La storia della Spezieria

Le prime notizie sull’esistenza di una spezieria nel complesso abbaziale di San Giovanni Evangelista a Parma risalgono al 1201, ma la sua fondazione potrebbe essere anche precedente, dal momento che il convento fu fondato nel 980 d.C. Si sa che nel monastero era stato organizzato uno spazio per ospitare ed assistere i pellegrini ed è probabile che in un primo tempo la spezieria fosse unicamente al servizio del Benedettini e che solo successivamente sia divenuta pubblica.

L’attuale sistemazione, per quanto riguarda gli arredi e la sistemazione delle volte, risale alla fine del XVI secolo e ai primi anni di quello successivo, mentre la disposizione dei locali subì una radicale modifica nel 1766, allorché i monaci benedettini dovettero secolarizzare la farmacia per evitare la chiusura definitiva imposta dal ministro borbonico Guglielmo Du Tillot.

Fu così che la porta di comunicazione con il convento venne murata, lasciando solo una piccola finestra con inferiate per il passaggio dei farmaci destinati ai monaci, mentre l’ingresso per il pubblico fu aperto verso l’esterno, là dove anche ora si trova.

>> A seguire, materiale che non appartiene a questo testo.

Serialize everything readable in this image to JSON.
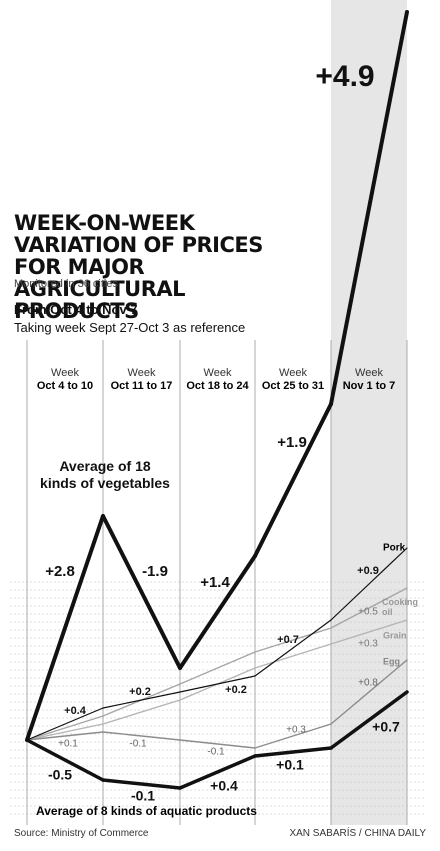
{
  "chart_data": {
    "type": "line",
    "title": "WEEK-ON-WEEK VARIATION OF PRICES FOR MAJOR AGRICULTURAL PRODUCTS",
    "subtitle": "Monitored in 36 cities",
    "period": "From Oct 4 to Nov 7",
    "reference": "Taking week Sept 27-Oct 3 as reference",
    "week_label": "Week",
    "categories": [
      "Oct 4 to 10",
      "Oct 11 to 17",
      "Oct 18 to 24",
      "Oct 25 to 31",
      "Nov 1 to 7"
    ],
    "series": [
      {
        "name": "Average of 18 kinds of vegetables",
        "color": "#111111",
        "values": [
          2.8,
          -1.9,
          1.4,
          1.9,
          4.9
        ],
        "value_labels": [
          "+2.8",
          "-1.9",
          "+1.4",
          "+1.9",
          "+4.9"
        ]
      },
      {
        "name": "Pork",
        "color": "#111111",
        "values": [
          0.4,
          0.2,
          0.2,
          0.7,
          0.9
        ],
        "value_labels": [
          "+0.4",
          "+0.2",
          "+0.2",
          "+0.7",
          "+0.9"
        ]
      },
      {
        "name": "Cooking oil",
        "color": "#a6a6a6",
        "values": [
          0.3,
          0.4,
          0.4,
          0.3,
          0.5
        ],
        "value_labels": [
          null,
          null,
          null,
          null,
          "+0.5"
        ]
      },
      {
        "name": "Grain",
        "color": "#b5b5b5",
        "values": [
          0.2,
          0.3,
          0.4,
          0.3,
          0.3
        ],
        "value_labels": [
          null,
          null,
          null,
          null,
          "+0.3"
        ]
      },
      {
        "name": "Egg",
        "color": "#8c8c8c",
        "values": [
          0.1,
          -0.1,
          -0.1,
          0.3,
          0.8
        ],
        "value_labels": [
          "+0.1",
          "-0.1",
          "-0.1",
          "+0.3",
          "+0.8"
        ]
      },
      {
        "name": "Average of 8 kinds of aquatic products",
        "color": "#111111",
        "values": [
          -0.5,
          -0.1,
          0.4,
          0.1,
          0.7
        ],
        "value_labels": [
          "-0.5",
          "-0.1",
          "+0.4",
          "+0.1",
          "+0.7"
        ]
      }
    ],
    "source": "Source: Ministry of Commerce",
    "credit": "XAN SABARÍS / CHINA DAILY"
  }
}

La conduzione della spezieria fu allora affidata a Luigi Gardoni, che la trasmise al figlio Ferdinando (1820) e poi al nipote Luigi (1881), ultimo speziale alla cui morte l’attività si interruppe. Nel 1896 lo Stato acquisì i locali, che furono riaperti al pubblico nel 1951, raccogliendo all’interno una collezione di mortai, vasi ed altri oggetti provenienti da diversi enti e da donazioni private.